Avoir à supporter ce bouffon; interminable, c’est bien le mot.
Et dire que les mois à venir seront pires la politique de la terre brûlée est en action. Je suis étonné que les agriculteurs soient surpris de la signature du Mercosur cela était évident.
« Un peu de soupe sur l’urgence climatique (que l’on ne nie pas, mais qui mérite peut-être mieux que des éléments de langage plats et creux), »
urgence climatique que l’auteur ne nie pas? Qu’il aille lire les excellents articles du site des climato-réalistes (et non climato-sceptiques) et qu’il fasse comme nombre de gueux, à savoir écrire sur un calendrier les T° mini et maxi tous les jours et comparer, et, aussi, marquer les jours d’épandages et constater ce que cela donne le jour d’après ou le surlendemain.

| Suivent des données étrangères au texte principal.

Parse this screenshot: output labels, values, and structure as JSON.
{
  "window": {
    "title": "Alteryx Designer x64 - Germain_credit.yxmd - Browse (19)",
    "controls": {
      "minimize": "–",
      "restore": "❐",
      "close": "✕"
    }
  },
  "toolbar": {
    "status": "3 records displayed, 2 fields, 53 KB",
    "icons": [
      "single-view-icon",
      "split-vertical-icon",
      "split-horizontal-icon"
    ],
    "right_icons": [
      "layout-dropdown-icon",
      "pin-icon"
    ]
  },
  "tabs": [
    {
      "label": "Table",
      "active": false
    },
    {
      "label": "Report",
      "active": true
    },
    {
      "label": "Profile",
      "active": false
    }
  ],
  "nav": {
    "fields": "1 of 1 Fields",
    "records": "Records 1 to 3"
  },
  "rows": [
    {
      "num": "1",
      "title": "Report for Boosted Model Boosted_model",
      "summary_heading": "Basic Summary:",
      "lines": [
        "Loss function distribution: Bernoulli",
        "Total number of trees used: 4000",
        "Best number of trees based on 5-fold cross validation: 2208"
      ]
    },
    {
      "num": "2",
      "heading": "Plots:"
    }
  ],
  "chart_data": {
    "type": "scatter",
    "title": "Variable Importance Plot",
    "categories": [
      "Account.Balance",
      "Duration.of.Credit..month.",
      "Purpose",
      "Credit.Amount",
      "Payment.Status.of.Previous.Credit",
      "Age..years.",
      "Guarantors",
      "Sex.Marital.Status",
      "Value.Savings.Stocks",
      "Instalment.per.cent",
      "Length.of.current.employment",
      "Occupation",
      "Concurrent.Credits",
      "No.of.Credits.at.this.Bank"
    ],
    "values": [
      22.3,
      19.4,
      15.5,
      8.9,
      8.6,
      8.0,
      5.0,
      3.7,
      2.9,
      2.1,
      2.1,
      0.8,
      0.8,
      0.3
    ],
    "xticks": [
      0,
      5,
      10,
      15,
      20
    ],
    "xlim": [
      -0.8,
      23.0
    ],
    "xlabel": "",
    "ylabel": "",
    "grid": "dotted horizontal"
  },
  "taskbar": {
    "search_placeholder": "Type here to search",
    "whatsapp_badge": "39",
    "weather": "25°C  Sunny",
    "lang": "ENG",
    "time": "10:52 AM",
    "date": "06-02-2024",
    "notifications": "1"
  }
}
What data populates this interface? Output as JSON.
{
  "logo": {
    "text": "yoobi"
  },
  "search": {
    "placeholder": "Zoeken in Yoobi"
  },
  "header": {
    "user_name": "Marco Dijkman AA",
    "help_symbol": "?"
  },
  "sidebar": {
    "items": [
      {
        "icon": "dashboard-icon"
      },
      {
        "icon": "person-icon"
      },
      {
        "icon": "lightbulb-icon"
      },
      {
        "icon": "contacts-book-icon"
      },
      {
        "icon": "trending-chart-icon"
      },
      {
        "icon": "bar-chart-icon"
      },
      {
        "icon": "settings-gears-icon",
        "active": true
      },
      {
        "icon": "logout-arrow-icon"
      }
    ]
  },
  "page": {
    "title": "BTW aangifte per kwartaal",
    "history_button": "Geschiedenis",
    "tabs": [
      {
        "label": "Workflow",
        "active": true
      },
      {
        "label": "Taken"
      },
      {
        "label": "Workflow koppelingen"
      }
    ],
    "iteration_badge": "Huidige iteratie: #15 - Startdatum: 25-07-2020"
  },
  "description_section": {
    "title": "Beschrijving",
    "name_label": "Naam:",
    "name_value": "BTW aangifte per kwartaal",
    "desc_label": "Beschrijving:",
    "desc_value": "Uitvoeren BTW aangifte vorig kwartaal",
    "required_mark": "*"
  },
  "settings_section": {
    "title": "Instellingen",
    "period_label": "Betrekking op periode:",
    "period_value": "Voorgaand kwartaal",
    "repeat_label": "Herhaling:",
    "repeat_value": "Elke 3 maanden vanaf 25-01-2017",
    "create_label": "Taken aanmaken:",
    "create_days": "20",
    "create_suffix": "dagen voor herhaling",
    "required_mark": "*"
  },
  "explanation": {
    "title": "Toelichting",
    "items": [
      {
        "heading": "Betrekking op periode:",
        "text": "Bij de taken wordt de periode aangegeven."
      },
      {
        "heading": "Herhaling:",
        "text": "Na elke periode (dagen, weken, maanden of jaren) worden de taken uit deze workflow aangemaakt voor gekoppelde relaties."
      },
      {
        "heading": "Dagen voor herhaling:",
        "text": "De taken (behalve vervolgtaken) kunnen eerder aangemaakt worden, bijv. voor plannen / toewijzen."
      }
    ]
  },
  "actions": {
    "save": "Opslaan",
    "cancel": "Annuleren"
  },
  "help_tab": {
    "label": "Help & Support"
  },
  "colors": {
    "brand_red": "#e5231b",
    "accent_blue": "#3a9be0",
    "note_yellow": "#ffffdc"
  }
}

Sa seul qualité c’est de lire les discours que les conseillés de l’UE lui demande de réciter. C’est pas avec çà que la France arrêtera de dégringoler au plus bas niveau.
Encore 18 mois à être ridiculisés par ce clown narcissique qui est en train d’achever la France.
Si on pouvait accélérer le départ et faire le menage dans nos institutions noyautées pour se libérer de 50 ans de gestion désastreuse
Vous avez le droit de rêver !!!!
E. Macron, Jupiter dans toute une » magnificence » qui n’aura apporté que désordres pour notre Nation France, dans des communications contraires du jour au lendemain. Merci, Monsieur Jacques Attali pour avoir choisit comme rapporteur général un dénommé Emmanuel Macron…et présenter E. Macron à François Hollande…
Cette mascarade présidentielle va durer encore combien de temps ?
Le temps qu’il faudra pour achever ce qu’il reste de la France et des Français…Mais le temps presse. Il va mettre les bouchées doubles. Sauve qui peut…Tous aux abris!…
2 remarques, M. Flora si vous le permettez. D’abord cessez d’utiliser le terme « notre » accolé à « Président ». Ce terme inclut une nuance de proximité, voire D’affectivité qui ne sied pas avec cet individu.
Ensuite, sur un tout autre plan, vous stigmatisez très justement la nocivité du personnage. Non seulement il humilie notre pays, mais pire, il reste un danger permanent (guerre, bombe atomique….). Ne pas le destituer de toute urgence est un crime contre notre pays…
La peur, la peur, la peur!…La guerre, la guerre, la guerre…Poutine NE VEUT PAS LA GUERRE! Les Russes aiment la France et les Français et sont désolés que les liens soient rompus. Je pense que l’on peut encore rattraper ça. Mais les US verraient cela d’un très mauvais œil. L’Europe AVEC la Russie…Vous n’y pensez pas!…
Mais la Russie – en fait M. Poutine – y pense, et depuis longtemps (avec lui, ce serait plutôt la version « Russie d’Europe de l’Ouest » car si les rêves de l’URSS ont changé de nom, l’objectif demeure pour l’ancien chef du KGB); la guerre, il n’en a pas besoin puisque l’endoctrinement de l’Occident est quasiment achevé. Si seulement sa conquête de l’Ukraine ne s’éternisait pas…
« laisser sa trace « …. On en trouve pareil lorsqu’on trie le linge sale avant de le mettre dans la lessiveuse
Mon dieu, que ça va être long cette grande dernière année avec ce Président au pouvoir. Il va continuer à distribuer notre argent et nous augmentera impôts et taxes pour financer tout ça. On comprend pourquoi il est plus souvent à l’étranger que de s’inquiéter de la France, il n’y a que là-bas qu’il est encore poupouillé par des hystériques.
Contrairement à vous monsieur Florac, je nie le concept d’urgence climatique qui nous a couté et nous coûtera encore très cher !
Pendant que le pays s’enfonce dans la crise le chef de l’État fait du tourisme mais devient tout à coup loquace pour évoquer inlassablement ce qui devrait être la voie à suivre pour l’Europe en France.